Although this explanation is directed to the exemption of homestead from forced sale, it is also applicable to the restriction of devising homestead, as the definitions of homestead in both sections were changed from "head of household" to "a natural person."
As the amendment merely expanded the class of persons who may now enjoy the protections of the homestead provision, I see no reason why the concept of abandonment should not survive the revision. Under the new definition of homestead, just as in Barlow, a person should not be entitled to homestead rights merely because he or she enjoys the status of a spouse. When a spouse vacates the home with no intent of returning, any claim to the homestead has been abandoned, and the owner should be free to devise his property as he desires. There is no language in the constitutional or statutory homestead scheme which would mandate the contrary.
Furthermore, it is well established that a person is only entitled to claim one homestead. However, the practical effect of the majority's opinion is to allow a spouse who has abandoned one homestead and established another to have claim to two homesteads. Clearly, this was not the legislative intent when it revised the homestead provision.

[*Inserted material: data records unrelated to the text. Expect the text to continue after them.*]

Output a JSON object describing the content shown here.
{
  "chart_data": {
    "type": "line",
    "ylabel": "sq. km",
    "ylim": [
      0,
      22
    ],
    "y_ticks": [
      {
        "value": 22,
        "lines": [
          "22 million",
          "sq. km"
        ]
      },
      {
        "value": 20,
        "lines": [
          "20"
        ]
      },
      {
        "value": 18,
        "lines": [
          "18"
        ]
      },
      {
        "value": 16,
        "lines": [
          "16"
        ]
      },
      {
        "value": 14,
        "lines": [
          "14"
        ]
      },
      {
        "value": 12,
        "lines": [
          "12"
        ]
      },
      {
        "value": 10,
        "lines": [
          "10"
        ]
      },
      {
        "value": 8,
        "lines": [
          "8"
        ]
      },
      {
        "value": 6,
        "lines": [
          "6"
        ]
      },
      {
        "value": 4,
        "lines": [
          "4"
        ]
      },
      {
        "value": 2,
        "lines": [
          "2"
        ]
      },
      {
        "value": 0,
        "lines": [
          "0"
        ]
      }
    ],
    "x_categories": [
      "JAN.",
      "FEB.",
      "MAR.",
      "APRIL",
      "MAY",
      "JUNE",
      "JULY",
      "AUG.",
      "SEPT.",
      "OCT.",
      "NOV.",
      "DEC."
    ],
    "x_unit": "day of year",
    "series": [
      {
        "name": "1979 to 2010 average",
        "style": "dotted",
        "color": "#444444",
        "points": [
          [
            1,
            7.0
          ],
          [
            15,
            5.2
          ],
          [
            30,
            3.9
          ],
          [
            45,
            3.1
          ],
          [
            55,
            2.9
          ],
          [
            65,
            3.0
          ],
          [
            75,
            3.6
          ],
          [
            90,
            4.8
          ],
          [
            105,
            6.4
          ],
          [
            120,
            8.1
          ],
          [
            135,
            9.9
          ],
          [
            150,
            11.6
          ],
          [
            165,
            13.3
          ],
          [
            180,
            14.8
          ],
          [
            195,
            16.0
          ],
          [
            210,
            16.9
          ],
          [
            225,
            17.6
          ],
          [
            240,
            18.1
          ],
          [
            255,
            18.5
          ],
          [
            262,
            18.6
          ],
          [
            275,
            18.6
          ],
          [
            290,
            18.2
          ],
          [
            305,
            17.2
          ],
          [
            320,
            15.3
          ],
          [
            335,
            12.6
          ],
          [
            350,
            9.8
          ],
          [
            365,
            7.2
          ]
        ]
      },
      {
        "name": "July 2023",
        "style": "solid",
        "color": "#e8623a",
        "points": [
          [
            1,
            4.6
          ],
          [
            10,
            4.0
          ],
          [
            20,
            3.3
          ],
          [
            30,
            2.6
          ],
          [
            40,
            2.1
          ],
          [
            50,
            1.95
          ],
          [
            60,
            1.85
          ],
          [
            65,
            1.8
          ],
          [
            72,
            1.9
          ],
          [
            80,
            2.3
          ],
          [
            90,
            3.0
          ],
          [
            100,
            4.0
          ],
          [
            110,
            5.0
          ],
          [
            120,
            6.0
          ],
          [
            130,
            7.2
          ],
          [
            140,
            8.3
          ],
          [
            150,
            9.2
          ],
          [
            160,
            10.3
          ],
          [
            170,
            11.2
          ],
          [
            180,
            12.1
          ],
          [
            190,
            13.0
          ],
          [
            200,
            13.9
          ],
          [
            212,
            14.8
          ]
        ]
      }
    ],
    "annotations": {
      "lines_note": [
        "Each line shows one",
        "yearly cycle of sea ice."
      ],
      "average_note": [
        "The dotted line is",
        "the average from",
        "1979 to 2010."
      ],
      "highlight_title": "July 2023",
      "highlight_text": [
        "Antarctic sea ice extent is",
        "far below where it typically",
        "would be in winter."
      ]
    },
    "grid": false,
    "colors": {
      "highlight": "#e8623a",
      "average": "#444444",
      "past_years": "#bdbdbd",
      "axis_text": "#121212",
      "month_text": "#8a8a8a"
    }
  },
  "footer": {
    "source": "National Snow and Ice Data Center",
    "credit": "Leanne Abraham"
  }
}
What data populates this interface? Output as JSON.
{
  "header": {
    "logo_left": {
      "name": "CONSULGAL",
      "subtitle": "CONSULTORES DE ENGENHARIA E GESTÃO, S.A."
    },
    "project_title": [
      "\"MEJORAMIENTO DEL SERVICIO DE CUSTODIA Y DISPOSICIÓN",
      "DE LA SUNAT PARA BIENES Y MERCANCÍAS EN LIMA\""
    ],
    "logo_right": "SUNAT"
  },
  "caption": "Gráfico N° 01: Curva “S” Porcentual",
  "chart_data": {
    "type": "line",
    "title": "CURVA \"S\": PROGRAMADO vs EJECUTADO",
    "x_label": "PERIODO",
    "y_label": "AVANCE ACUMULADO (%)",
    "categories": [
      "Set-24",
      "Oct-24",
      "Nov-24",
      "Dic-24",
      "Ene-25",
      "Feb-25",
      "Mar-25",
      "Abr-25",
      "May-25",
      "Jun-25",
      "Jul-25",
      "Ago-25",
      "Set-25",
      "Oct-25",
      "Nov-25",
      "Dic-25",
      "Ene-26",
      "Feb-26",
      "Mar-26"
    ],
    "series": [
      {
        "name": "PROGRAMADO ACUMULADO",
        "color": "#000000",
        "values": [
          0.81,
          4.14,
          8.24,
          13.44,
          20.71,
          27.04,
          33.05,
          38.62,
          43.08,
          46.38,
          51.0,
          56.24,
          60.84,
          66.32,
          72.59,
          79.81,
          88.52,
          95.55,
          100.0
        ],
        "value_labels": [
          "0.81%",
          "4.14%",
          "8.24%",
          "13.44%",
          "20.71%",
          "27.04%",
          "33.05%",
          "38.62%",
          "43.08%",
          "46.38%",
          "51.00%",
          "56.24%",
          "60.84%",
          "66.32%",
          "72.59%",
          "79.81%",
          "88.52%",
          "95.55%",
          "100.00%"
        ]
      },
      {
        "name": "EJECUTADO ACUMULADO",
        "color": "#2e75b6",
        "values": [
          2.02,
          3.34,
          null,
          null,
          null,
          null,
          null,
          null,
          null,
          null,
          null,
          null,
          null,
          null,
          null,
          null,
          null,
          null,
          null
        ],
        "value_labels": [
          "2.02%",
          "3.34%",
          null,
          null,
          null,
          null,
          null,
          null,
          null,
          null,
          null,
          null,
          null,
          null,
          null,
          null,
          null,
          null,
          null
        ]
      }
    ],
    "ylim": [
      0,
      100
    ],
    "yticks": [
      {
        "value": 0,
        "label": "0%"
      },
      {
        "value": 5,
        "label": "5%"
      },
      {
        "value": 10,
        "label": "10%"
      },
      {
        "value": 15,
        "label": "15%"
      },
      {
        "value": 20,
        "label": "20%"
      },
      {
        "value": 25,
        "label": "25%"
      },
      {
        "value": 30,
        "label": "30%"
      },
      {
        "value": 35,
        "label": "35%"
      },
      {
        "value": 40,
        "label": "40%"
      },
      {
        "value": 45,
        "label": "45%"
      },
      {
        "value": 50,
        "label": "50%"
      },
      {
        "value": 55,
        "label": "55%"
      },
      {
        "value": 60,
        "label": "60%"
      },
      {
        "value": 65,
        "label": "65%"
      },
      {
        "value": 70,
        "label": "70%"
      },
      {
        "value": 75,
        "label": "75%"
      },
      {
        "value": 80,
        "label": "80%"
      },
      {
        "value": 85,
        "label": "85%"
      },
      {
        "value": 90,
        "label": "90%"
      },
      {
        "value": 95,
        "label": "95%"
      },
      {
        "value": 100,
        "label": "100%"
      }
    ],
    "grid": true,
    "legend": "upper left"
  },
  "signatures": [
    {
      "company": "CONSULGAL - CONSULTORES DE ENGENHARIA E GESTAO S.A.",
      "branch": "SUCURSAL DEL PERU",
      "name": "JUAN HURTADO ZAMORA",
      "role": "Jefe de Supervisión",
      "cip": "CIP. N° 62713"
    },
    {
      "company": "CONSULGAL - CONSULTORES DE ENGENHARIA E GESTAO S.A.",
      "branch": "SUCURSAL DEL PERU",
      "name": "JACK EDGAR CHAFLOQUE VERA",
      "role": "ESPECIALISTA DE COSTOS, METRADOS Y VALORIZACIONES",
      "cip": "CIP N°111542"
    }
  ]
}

In the instant case, the trial court found that the appellee Jettie Boyd did abandon her claim to the decedent's homestead. Although the majority alludes to the contrary, there was evidence to support the trial court's finding. Appellee moved out of the decedent's home in December of 1985 and she moved back into her own home. She did not return to the decedent's home prior to his death on August 22, 1986. During their separation, neither the decedent nor the appellee provided support for the other. Divorce had not been filed for prior to the decedent's death.
As the trial court's finding of abandonment was supported by the evidence presented, I would affirm that finding and reverse the initial determination that appellee was entitled to the decedent's homestead property in fee simple absolute.